FIG. 2 is a partial cross-sectional view of an inkjet printhead as an example of the present invention.

FIG. 3 is a partial cross-sectional view of an ink jet print head as an example of the present invention.

FIG. 4 is a partial cross-sectional view of an inkjet printhead as an example of the present invention.

FIG. 5 is a partial cross-sectional view of an inkjet print head as an example of the present invention.

FIG. 6 is a partial cross-sectional view of an inkjet print head as an example of the present invention.

FIG. 7 is a partial cross-sectional view of an ink jet print head as an example of the present invention.

FIG. 8 is a partial cross-sectional view of an inkjet print head as an example of the present invention.

FIG. 9 is a partial cross-sectional view of an ink jet print head illustrating a conventional technique.

[Explanation of symbols]

1 is a nozzle, 2 is an orifice plate, 3 is a pressure chamber, 4
Is a chamber plate, 5 is a restrictor, 6 is a restrictor plate, 7 is a vibration plate, 8 is a filter section, 9 is a diaphragm plate, 10 is a common ink passage, 11 is a housing, 12 is an elastic material, 13 is a piezoelectric actuator,
14 is a laminated piezoelectric element, 15 is a conductive bonding member, 16 is a support substrate, 17 is an individual electrode, 18 is a common electrode, 19 is a connection cable, 20 is an ink introduction pipe, 21 is a sealing member, and 22 is a pressure adjusting member. , 23 are a sealing member, 24 is a grease member, 25 is a piston member, 26 is ink, and 27 is an ink mist.
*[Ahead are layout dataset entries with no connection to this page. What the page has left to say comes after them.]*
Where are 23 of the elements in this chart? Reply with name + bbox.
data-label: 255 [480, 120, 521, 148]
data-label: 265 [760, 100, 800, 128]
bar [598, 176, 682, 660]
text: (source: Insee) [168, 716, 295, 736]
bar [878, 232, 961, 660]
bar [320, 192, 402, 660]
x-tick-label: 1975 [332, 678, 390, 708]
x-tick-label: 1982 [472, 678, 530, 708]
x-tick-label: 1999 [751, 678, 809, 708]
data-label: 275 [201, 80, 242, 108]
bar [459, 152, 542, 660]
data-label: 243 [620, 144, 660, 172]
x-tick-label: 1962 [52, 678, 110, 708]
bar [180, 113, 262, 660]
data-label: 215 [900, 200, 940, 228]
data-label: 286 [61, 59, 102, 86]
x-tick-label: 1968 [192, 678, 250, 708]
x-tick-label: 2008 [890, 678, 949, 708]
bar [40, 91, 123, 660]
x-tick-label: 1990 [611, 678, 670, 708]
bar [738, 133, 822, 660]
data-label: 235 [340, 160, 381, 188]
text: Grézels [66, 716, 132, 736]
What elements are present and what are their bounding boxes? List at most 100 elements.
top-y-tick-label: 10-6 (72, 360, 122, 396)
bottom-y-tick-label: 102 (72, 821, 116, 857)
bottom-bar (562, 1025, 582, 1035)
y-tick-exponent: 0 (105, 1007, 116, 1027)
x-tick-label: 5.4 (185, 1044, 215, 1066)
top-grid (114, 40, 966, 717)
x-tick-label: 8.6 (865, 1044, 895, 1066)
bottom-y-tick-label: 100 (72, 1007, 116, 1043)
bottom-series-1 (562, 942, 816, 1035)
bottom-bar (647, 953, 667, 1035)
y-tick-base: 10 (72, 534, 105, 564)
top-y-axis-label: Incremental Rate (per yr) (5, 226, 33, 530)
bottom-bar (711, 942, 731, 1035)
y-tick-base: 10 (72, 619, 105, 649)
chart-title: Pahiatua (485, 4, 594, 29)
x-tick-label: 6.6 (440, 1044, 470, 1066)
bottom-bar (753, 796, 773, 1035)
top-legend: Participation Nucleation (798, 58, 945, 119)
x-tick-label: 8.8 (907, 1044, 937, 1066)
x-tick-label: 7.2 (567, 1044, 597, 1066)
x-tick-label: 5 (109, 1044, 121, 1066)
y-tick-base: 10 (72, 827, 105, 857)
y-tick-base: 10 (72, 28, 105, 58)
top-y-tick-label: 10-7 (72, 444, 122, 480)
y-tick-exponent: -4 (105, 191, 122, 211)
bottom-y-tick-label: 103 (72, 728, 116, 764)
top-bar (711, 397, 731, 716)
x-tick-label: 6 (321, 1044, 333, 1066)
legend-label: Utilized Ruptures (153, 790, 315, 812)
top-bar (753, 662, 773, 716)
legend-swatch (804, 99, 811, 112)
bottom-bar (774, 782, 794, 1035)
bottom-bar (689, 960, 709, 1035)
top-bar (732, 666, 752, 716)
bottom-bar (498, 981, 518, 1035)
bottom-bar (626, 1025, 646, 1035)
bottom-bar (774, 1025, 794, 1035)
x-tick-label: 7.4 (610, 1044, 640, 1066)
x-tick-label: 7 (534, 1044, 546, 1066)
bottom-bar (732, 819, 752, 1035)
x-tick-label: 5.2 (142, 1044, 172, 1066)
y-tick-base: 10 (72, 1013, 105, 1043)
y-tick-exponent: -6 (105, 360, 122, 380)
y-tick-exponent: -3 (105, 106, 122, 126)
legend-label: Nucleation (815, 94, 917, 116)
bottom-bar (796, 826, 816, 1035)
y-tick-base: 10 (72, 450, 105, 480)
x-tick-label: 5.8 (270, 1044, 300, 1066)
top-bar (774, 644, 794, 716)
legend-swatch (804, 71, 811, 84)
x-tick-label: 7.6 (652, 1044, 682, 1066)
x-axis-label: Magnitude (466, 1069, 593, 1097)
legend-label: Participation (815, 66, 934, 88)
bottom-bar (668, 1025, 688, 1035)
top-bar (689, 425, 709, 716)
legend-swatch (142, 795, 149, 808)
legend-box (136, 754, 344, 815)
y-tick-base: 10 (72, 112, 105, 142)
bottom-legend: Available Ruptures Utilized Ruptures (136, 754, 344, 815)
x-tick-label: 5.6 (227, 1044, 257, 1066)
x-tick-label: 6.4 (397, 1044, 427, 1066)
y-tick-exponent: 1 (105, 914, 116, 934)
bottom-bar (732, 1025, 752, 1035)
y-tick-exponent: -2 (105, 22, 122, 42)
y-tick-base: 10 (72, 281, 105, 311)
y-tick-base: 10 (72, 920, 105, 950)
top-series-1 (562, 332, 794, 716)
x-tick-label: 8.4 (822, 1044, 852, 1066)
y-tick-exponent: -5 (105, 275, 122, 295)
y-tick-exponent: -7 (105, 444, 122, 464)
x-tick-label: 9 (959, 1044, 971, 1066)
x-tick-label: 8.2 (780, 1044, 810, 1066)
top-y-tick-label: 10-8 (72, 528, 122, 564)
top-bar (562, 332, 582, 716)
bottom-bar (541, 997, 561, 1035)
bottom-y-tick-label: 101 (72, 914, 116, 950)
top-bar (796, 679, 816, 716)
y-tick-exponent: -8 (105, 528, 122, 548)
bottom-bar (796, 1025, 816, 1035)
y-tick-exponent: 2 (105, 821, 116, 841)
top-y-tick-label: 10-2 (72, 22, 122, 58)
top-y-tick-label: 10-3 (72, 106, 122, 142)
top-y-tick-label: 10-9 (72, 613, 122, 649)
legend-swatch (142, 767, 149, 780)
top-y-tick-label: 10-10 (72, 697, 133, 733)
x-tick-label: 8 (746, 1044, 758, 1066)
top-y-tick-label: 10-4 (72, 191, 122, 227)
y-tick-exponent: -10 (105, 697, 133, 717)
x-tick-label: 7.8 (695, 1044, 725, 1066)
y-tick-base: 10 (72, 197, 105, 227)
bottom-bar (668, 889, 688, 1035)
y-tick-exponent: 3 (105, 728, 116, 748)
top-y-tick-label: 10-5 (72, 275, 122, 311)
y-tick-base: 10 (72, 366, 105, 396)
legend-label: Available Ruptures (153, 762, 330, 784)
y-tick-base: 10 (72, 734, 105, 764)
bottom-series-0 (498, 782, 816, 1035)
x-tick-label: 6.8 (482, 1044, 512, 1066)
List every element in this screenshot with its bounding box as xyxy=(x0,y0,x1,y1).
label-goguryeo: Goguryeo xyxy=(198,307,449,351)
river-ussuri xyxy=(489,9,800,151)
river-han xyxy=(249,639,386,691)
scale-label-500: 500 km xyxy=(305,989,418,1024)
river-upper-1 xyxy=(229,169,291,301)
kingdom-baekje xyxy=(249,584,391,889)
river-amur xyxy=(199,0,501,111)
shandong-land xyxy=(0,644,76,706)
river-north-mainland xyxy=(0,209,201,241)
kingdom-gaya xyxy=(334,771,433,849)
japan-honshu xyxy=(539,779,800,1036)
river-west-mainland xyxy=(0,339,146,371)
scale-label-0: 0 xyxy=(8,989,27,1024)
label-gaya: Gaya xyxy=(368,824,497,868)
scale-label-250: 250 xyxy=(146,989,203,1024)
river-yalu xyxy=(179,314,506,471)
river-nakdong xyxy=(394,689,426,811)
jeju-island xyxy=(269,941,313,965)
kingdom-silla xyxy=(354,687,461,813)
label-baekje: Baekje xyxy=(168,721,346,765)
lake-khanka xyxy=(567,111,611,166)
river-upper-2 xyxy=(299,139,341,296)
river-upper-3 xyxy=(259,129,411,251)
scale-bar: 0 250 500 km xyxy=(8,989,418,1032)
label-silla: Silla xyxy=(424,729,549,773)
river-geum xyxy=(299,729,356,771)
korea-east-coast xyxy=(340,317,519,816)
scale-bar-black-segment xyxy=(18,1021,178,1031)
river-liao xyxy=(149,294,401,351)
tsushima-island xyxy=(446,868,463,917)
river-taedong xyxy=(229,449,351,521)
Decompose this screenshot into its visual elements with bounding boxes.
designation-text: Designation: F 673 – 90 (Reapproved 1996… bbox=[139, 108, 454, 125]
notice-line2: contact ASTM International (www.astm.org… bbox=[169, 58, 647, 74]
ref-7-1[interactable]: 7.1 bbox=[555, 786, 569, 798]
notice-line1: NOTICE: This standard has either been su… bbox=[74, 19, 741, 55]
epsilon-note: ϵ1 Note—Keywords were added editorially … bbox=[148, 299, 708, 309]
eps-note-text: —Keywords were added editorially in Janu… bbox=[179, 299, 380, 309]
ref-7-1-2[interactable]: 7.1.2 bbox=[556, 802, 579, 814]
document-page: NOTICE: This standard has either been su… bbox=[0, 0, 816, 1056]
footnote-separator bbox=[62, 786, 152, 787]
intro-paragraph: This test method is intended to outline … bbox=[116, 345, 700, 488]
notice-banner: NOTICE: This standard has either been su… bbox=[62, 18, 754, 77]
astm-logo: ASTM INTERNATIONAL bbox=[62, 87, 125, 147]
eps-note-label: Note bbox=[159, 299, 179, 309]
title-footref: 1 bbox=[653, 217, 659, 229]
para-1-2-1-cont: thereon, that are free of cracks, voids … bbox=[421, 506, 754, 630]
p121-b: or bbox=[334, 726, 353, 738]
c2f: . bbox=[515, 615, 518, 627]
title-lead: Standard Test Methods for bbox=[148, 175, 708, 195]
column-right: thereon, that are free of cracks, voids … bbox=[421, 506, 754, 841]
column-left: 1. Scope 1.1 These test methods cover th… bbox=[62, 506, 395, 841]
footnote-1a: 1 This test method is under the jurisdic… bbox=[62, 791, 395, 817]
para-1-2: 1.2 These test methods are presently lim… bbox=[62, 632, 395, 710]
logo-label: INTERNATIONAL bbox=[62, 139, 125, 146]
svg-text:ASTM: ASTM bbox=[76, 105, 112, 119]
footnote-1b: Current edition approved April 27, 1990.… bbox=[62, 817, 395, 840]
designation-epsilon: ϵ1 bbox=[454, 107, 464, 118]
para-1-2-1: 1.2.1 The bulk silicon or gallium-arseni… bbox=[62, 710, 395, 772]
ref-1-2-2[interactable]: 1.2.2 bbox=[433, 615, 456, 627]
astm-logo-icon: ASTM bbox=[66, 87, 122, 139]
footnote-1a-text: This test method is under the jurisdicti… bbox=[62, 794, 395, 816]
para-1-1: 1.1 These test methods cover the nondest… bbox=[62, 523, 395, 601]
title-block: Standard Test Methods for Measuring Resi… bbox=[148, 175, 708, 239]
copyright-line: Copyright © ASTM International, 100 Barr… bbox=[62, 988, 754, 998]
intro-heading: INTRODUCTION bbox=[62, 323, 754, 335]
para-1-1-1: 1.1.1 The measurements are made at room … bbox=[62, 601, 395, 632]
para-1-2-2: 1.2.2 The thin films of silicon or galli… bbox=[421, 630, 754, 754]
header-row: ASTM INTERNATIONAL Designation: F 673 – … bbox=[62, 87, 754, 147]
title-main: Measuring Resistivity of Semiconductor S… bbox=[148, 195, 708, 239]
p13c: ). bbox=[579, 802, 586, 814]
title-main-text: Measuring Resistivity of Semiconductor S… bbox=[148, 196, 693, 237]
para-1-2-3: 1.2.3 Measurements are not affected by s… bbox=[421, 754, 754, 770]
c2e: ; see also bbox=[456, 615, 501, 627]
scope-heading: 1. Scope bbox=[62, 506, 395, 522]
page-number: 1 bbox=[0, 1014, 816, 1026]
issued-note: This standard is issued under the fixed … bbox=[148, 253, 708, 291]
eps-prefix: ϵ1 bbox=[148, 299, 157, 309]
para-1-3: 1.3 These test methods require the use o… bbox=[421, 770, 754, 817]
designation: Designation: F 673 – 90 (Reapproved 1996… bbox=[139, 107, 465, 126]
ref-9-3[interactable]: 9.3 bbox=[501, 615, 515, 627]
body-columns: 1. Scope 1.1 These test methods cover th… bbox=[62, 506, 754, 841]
 ──────────────────────────────────────────────────続 き Continued on the front page (72) Inventor Osamu Machida 1060 Takeda, Hitachinaka-shi, Ibaraki F-term in Hitachi Koki Co., Ltd. (reference) 2C057 AF65 AG47 AG99 BA03 BA14

Claims (4)

[Claims] 1. A pressure chamber for storing ink, pressure generating means for generating pressure fluctuation in the pressure chamber by application of an electric signal, and at least a part of a wall surface of the pressure chamber being formed and connected to the pressure generating means. A diaphragm, a restrictor as a flow path for supplying ink to the pressure chamber, a housing having a common ink passage for supplying ink to the restrictor, and a nozzle for discharging ink droplets from the pressure chamber. In the ink jet print head, the diaphragm, the pressure generating means and a part of the wiring for applying an electric signal thereto are sealed so as not to communicate with the atmosphere, and the pressure of the sealed space is set to the same pressure as the atmospheric pressure. An ink jet print head comprising a pressure adjusting mechanism for adjusting. 2. An ink jet print head according to claim 1, wherein said pressure adjusting mechanism has a part of a member forming a closed portion made of an elastic material made of a thin film. 3. The pressure adjusting mechanism is characterized in that it has a hole provided in a part of a member constituting a closed portion and communicating with the atmosphere, and a structure in which a non-volatile high-viscosity liquid is injected into the hole. The on-demand type ink jet print head according to claim 1. 4. The pressure mechanism comprises a hole formed in a part of a member constituting a closed part for communicating with the atmosphere, and a part of the hole formed of an elastic material conforming to the inner wall shape of the hole. 2. An ink jet print head according to claim 1, wherein said ink jet print head comprises a member which can move freely in the length direction.